No me correspondía el honor de haber descubierto tan bello lugar. En él se encontraba ya un hombre descansando, que estaba durmiendo, sin duda, cuando llegué. Despertado por los relinchos, se había levantado y se había acercado a su caballo, el cual había aprovechado el sueño de su amo para darse un banquete de hierba por los alrededores. Era un joven gallardo, de estatura media, pero de aspecto robusto, de mirada sombría y altanera. Su tez, que había podido ser bella, se le había puesto, por la acción del sol, más oscura que el pelo. Con una mano sujetaba el ronzal de su cabalgadura, con la otra, un trabuco de cobre. Confesaré que, en el primer momento, el trabuco y el aspecto huraño de su dueño me sorprendieron un poco; pero no creía ya en los bandoleros, a fuerza de oír hablar de ellos y no encontrarlos jamás.
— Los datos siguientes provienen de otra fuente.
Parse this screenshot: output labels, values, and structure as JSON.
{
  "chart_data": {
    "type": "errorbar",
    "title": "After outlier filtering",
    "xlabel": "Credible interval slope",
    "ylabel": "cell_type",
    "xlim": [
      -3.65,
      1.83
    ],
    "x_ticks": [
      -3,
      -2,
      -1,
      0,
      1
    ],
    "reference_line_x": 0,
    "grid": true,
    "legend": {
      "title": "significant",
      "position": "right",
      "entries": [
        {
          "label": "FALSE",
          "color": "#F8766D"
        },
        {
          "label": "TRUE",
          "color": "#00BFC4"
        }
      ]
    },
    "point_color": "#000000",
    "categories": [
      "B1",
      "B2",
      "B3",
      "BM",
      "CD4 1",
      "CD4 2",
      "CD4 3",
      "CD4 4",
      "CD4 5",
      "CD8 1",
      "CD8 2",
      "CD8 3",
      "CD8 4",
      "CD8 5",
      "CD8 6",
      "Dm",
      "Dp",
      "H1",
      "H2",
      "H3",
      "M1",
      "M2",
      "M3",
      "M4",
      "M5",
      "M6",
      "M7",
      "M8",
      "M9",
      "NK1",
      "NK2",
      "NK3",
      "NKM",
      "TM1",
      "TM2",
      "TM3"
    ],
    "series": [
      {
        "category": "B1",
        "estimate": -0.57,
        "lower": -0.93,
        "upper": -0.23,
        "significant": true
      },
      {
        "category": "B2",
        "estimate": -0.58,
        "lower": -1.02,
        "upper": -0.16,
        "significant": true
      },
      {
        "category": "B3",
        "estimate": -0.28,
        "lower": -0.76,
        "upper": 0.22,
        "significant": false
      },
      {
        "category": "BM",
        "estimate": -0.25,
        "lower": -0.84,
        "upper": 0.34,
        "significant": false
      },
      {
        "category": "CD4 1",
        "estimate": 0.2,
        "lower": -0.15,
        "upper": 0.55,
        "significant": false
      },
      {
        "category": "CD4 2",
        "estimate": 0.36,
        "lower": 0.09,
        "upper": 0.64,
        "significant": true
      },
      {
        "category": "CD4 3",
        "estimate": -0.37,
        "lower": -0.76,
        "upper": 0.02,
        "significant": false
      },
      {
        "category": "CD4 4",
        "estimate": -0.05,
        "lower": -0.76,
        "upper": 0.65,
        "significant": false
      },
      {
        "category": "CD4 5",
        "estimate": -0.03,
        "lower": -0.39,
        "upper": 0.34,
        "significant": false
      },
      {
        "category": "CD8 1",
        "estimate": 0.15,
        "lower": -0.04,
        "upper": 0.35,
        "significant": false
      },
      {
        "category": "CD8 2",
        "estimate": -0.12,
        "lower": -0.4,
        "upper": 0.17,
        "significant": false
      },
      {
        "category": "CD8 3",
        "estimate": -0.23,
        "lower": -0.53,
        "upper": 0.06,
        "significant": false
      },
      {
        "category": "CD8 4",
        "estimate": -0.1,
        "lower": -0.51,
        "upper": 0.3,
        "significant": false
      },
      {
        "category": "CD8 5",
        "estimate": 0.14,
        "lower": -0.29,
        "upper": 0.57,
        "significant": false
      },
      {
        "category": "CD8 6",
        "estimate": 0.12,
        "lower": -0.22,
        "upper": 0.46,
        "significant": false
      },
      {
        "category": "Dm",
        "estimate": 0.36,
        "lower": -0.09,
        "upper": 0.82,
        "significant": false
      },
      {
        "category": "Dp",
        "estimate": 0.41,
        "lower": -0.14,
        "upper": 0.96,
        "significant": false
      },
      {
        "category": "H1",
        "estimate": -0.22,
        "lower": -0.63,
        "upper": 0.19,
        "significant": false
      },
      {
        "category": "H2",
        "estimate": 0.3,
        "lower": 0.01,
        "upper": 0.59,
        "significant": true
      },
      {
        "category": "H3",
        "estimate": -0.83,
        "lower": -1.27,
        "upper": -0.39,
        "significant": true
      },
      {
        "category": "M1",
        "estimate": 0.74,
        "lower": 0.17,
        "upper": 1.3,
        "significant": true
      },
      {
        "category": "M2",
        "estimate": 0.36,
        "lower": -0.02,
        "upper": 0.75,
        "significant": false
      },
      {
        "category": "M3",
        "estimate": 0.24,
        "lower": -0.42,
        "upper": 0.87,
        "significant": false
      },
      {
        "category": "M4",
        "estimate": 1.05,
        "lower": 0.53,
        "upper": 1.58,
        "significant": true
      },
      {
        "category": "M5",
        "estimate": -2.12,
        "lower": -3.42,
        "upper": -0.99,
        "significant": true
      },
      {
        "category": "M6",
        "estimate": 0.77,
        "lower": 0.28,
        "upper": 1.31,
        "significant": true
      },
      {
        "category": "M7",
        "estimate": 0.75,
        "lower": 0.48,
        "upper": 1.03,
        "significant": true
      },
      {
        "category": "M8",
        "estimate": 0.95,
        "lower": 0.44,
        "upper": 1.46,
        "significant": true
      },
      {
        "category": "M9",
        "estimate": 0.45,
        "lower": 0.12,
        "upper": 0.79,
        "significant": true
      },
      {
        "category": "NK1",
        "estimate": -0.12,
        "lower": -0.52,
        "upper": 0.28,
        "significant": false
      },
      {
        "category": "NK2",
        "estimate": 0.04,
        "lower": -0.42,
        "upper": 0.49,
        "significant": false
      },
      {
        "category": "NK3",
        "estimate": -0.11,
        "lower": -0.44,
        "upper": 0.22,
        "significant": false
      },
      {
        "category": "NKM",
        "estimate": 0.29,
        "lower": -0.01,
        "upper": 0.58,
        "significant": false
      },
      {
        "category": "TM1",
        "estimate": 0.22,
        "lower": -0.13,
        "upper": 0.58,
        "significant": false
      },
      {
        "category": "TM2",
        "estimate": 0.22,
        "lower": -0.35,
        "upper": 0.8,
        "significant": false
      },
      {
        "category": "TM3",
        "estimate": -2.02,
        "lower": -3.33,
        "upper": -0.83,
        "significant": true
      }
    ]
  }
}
Además, había visto a tantos honrados cortijeros armarse hasta los dientes para ir al mercado, que la presencia de un arma de fuego no me autorizaba a poner en duda la moralidad del desconocido. — «Y además —me decía a mí mismo— ¿qué haría él con mis camisas y mis Comentarios de Elzévir?». Saludé, pues, al hombre del trabuco con un movimiento familiar de cabeza, y le pregunté sonriendo si había turbado su sueño. Sin responderme, me miró de arriba a abajo; después, como satisfecho de su examen, miró con la misma atención a mi guía, que se acercaba. Vi a éste palidecer y detenerse, dando muestras de un terror evidente. «¡Mal encuentro!», me dije. Pero la prudencia me aconsejó inmediatamente no manifestar ninguna inquietud. Me apeé; dije al guía que desembridara, y, arrodillándome en la orilla del manantial, sumergí en él la cabeza y las manos; después bebí un buen trago, echado de bruces, como los malos soldados de Gedeón. Observaba mientras tanto a mi guía y al desconocido. El primero se acercaba de mala gana; el otro parecía no tener malas intenciones hacia nosotros, pues había dejado de nuevo en libertad a su caballo, y el trabuco, que al principio mantenía horizontal, estaba ahora dirigido hacia el suelo.